One of Australia’s largest almond growers and processors, Brownport Almonds Pty Ltd, has back-paid staff more than $500,000 and signed an Enforceable Undertaking (EU) with the Fair Work Ombudsman.
The company, trading under the Bright Light brand, operates a farm and processing facility in Hattah in Victoria’s north-west.
The Fair Work Ombudsman began investigating the company’s compliance with workplace laws in May 2021 after receiving requests for assistance from workers. During the investigation, Fair Work Inspectors determined that Brownport Almonds had been misclassifying its workers under the Horticulture Award, leading to underpayments.
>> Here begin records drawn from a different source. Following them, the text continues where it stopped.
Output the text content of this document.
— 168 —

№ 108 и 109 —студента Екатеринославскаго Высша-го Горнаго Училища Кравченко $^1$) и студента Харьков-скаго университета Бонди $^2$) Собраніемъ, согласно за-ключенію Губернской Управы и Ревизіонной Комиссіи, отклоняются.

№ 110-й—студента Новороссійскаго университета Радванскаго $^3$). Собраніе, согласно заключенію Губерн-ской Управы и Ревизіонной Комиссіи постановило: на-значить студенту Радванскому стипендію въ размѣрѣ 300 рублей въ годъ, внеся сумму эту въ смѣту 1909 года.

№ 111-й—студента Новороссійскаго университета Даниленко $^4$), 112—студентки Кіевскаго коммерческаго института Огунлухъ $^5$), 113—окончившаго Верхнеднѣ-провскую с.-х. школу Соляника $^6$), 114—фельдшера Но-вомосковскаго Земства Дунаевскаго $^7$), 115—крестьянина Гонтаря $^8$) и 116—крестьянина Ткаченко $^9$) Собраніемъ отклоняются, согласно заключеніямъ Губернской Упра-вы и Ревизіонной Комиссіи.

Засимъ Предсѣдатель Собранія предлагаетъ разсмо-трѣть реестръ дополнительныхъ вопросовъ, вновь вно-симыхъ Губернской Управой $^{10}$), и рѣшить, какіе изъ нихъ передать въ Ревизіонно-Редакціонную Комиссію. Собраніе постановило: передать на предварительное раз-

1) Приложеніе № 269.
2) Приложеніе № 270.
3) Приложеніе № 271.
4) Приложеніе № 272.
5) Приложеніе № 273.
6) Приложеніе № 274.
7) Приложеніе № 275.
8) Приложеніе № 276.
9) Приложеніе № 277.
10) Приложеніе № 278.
In response to these findings, Brownport Almonds conducted a payroll audit covering 2016 to 2021, and earlier this year reported to the FWO that it had underpaid 197 current and former employees a total of $501,511, including superannuation, across the five-year period.
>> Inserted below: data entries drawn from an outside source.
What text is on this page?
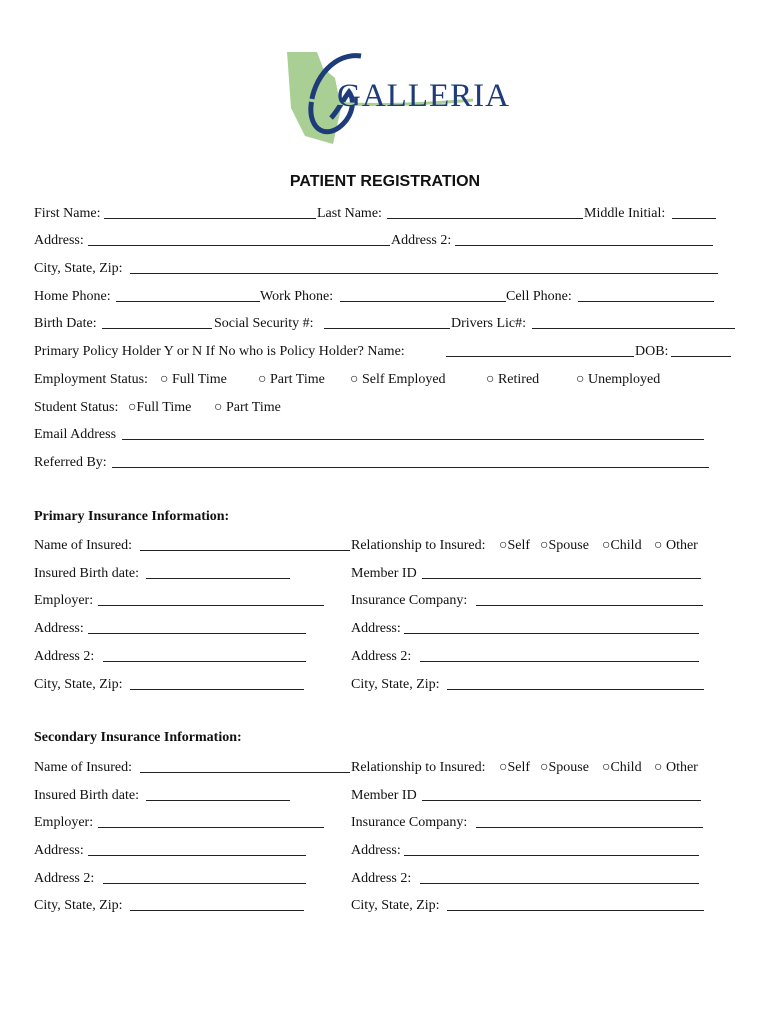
GALLERIA
PATIENT REGISTRATION
First Name:	Last Name:	Middle Initial:
Address:	Address 2:
City, State, Zip:
Home Phone:	Work Phone:	Cell Phone:
Birth Date:	Social Security #:	Drivers Lic#:
Primary Policy Holder Y or N If No who is Policy Holder? Name:	DOB:
Employment Status: ○ Full Time ○ Part Time ○ Self Employed	○ Retired	○ Unemployed
Student Status: ○Full Time ○ Part Time
Email Address
Referred By:
Primary Insurance Information:
Name of Insured:	Relationship to Insured: ○Self ○Spouse ○Child ○ Other
Insured Birth date:	Member ID
Employer:	Insurance Company:
Address:	Address:
Address 2:	Address 2:
City, State, Zip:	City, State, Zip:
Secondary Insurance Information:
Name of Insured:	Relationship to Insured: ○Self ○Spouse ○Child ○ Other
Insured Birth date:	Member ID
Employer:	Insurance Company:
Address:	Address:
Address 2:	Address 2:
City, State, Zip:	City, State, Zip:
Underpayments were caused by the company failing to apply each employee’s correct job classification under the Award, and by the use of flat rates of pay. All underpaid employees had been classified and paid at the level 1 classification, despite being entitled to higher rates of pay because they were performing duties of a higher classification.
The misclassified employees were paid a flat rate of pay, even if they were required to work overtime or shiftwork, which was insufficient to cover their lawful minimum entitlements.
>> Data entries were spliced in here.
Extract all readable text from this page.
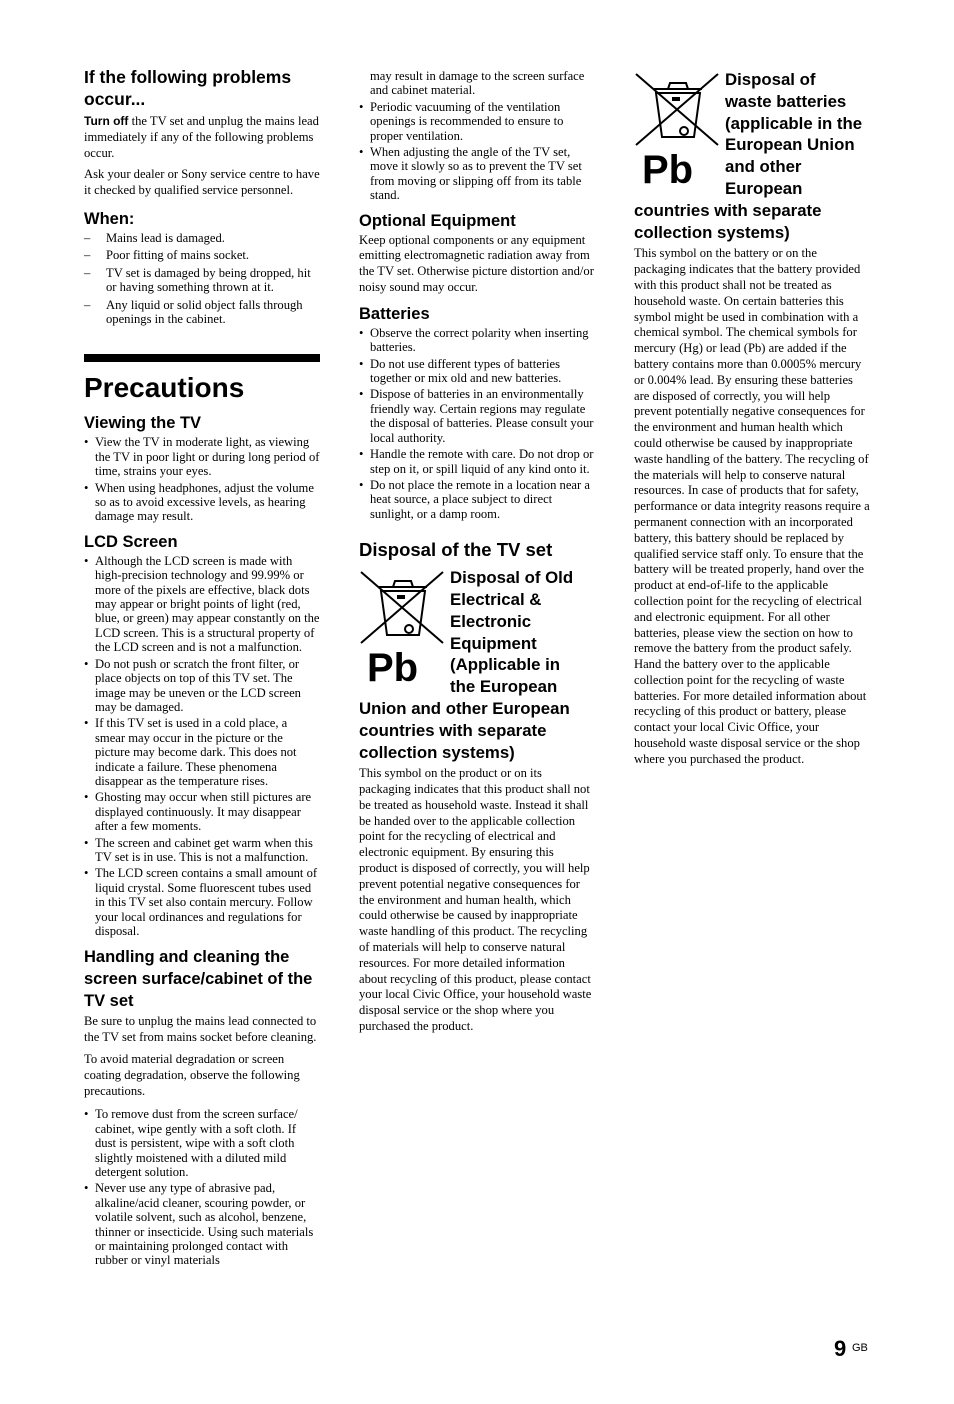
If the following problems occur...

Turn off the TV set and unplug the mains lead immediately if any of the following problems occur.

Ask your dealer or Sony service centre to have it checked by qualified service personnel.

When:
– Mains lead is damaged.
– Poor fitting of mains socket.
– TV set is damaged by being dropped, hit or having something thrown at it.
– Any liquid or solid object falls through openings in the cabinet.
Precautions
Viewing the TV
• View the TV in moderate light, as viewing the TV in poor light or during long period of time, strains your eyes.
• When using headphones, adjust the volume so as to avoid excessive levels, as hearing damage may result.
LCD Screen
• Although the LCD screen is made with high-precision technology and 99.99% or more of the pixels are effective, black dots may appear or bright points of light (red, blue, or green) may appear constantly on the LCD screen. This is a structural property of the LCD screen and is not a malfunction.
• Do not push or scratch the front filter, or place objects on top of this TV set. The image may be uneven or the LCD screen may be damaged.
• If this TV set is used in a cold place, a smear may occur in the picture or the picture may become dark. This does not indicate a failure. These phenomena disappear as the temperature rises.
• Ghosting may occur when still pictures are displayed continuously. It may disappear after a few moments.
• The screen and cabinet get warm when this TV set is in use. This is not a malfunction.
• The LCD screen contains a small amount of liquid crystal. Some fluorescent tubes used in this TV set also contain mercury. Follow your local ordinances and regulations for disposal.
Handling and cleaning the screen surface/cabinet of the TV set

Be sure to unplug the mains lead connected to the TV set from mains socket before cleaning.

To avoid material degradation or screen coating degradation, observe the following precautions.

• To remove dust from the screen surface/ cabinet, wipe gently with a soft cloth. If dust is persistent, wipe with a soft cloth slightly moistened with a diluted mild detergent solution.
• Never use any type of abrasive pad, alkaline/acid cleaner, scouring powder, or volatile solvent, such as alcohol, benzene, thinner or insecticide. Using such materials or maintaining prolonged contact with rubber or vinyl materials
may result in damage to the screen surface and cabinet material.
• Periodic vacuuming of the ventilation openings is recommended to ensure to proper ventilation.
• When adjusting the angle of the TV set, move it slowly so as to prevent the TV set from moving or slipping off from its table stand.
Optional Equipment

Keep optional components or any equipment emitting electromagnetic radiation away from the TV set. Otherwise picture distortion and/or noisy sound may occur.

Batteries
• Observe the correct polarity when inserting batteries.
• Do not use different types of batteries together or mix old and new batteries.
• Dispose of batteries in an environmentally friendly way. Certain regions may regulate the disposal of batteries. Please consult your local authority.
• Handle the remote with care. Do not drop or step on it, or spill liquid of any kind onto it.
• Do not place the remote in a location near a heat source, a place subject to direct sunlight, or a damp room.
Disposal of the TV set
Pb
Disposal of Old
Electrical &
Electronic
Equipment
(Applicable in
the European
Union and other European countries with separate collection systems)

This symbol on the product or on its packaging indicates that this product shall not be treated as household waste. Instead it shall be handed over to the applicable collection point for the recycling of electrical and electronic equipment. By ensuring this product is disposed of correctly, you will help prevent potential negative consequences for the environment and human health, which could otherwise be caused by inappropriate waste handling of this product. The recycling of materials will help to conserve natural resources. For more detailed information about recycling of this product, please contact your local Civic Office, your household waste disposal service or the shop where you purchased the product.

Pb
Disposal of
waste batteries
(applicable in the
European Union
and other
European
countries with separate collection systems)

This symbol on the battery or on the packaging indicates that the battery provided with this product shall not be treated as household waste. On certain batteries this symbol might be used in combination with a chemical symbol. The chemical symbols for mercury (Hg) or lead (Pb) are added if the battery contains more than 0.0005% mercury or 0.004% lead. By ensuring these batteries are disposed of correctly, you will help prevent potentially negative consequences for the environment and human health which could otherwise be caused by inappropriate waste handling of the battery. The recycling of the materials will help to conserve natural resources. In case of products that for safety, performance or data integrity reasons require a permanent connection with an incorporated battery, this battery should be replaced by qualified service staff only. To ensure that the battery will be treated properly, hand over the product at end-of-life to the applicable collection point for the recycling of electrical and electronic equipment. For all other batteries, please view the section on how to remove the battery from the product safely. Hand the battery over to the applicable collection point for the recycling of waste batteries. For more detailed information about recycling of this product or battery, please contact your local Civic Office, your household waste disposal service or the shop where you purchased the product.

9 GB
Overall, employees were underpaid minimum hourly rates, and not paid penalties for working afternoon and night shifts and for public holidays, nor overtime and allowances.
Most underpaid employees were employed on a full-time or casual basis and engaged in harvesting and production roles, including tractor and machinery operators and farm hands.
Individual back-payments range from $4 to almost $12,500. The average back-payment is about $2,570.
Brownport Almonds has already back-paid the large majority of employees, including current and former employees, and under the EU, must back pay all staff by the end of January 2024. The EU states that Brownport Almonds have to make interest payments to all affected employees calculated at the rate of 6.1 per cent per annum.
Under the EU, Brownport Almonds must also make a $50,000 contrition payment to the Commonwealth’s Consolidated Revenue Fund.
Fair Work Ombudsman Anna Booth said an EU was appropriate as the company had readily cooperated with the FWO’s investigation and demonstrated a strong commitment to rectifying underpayments.
“Under the Enforceable Undertaking, Brownport Almonds has committed to implementing stringent measures to ensure all its workers are paid correctly. These measures include commissioning, at its own cost, two annual independent audits to check its compliance with workplace laws and provide the results to the Fair Work Ombudsman,” Ms Booth said.
“Improving compliance in the agriculture sector is a priority for the Fair Work Ombudsman, and this matter demonstrates the importance of employers placing a high priority on meeting their legal obligations. Under-classification deprives hard working employees of the pay they are entitled.
“Brownport Almond’s misclassification of its workers was left unchecked and led to the ongoing underpayment of basic Award entitlements and a large back-payment bill. We expect all employers to invest the time and resources to ensure all legal entitlements are met.”
In addition to the underpayments, Brownport Almonds also failed to make and keep proper records of overtime hours worked by the employees.
The EU requires the company to engage an independent auditor to review the payments already made to the impacted employees to ensure underpayments were calculated correctly, and for the company to write to all underpaid employees to notify them of the commencement of the EU.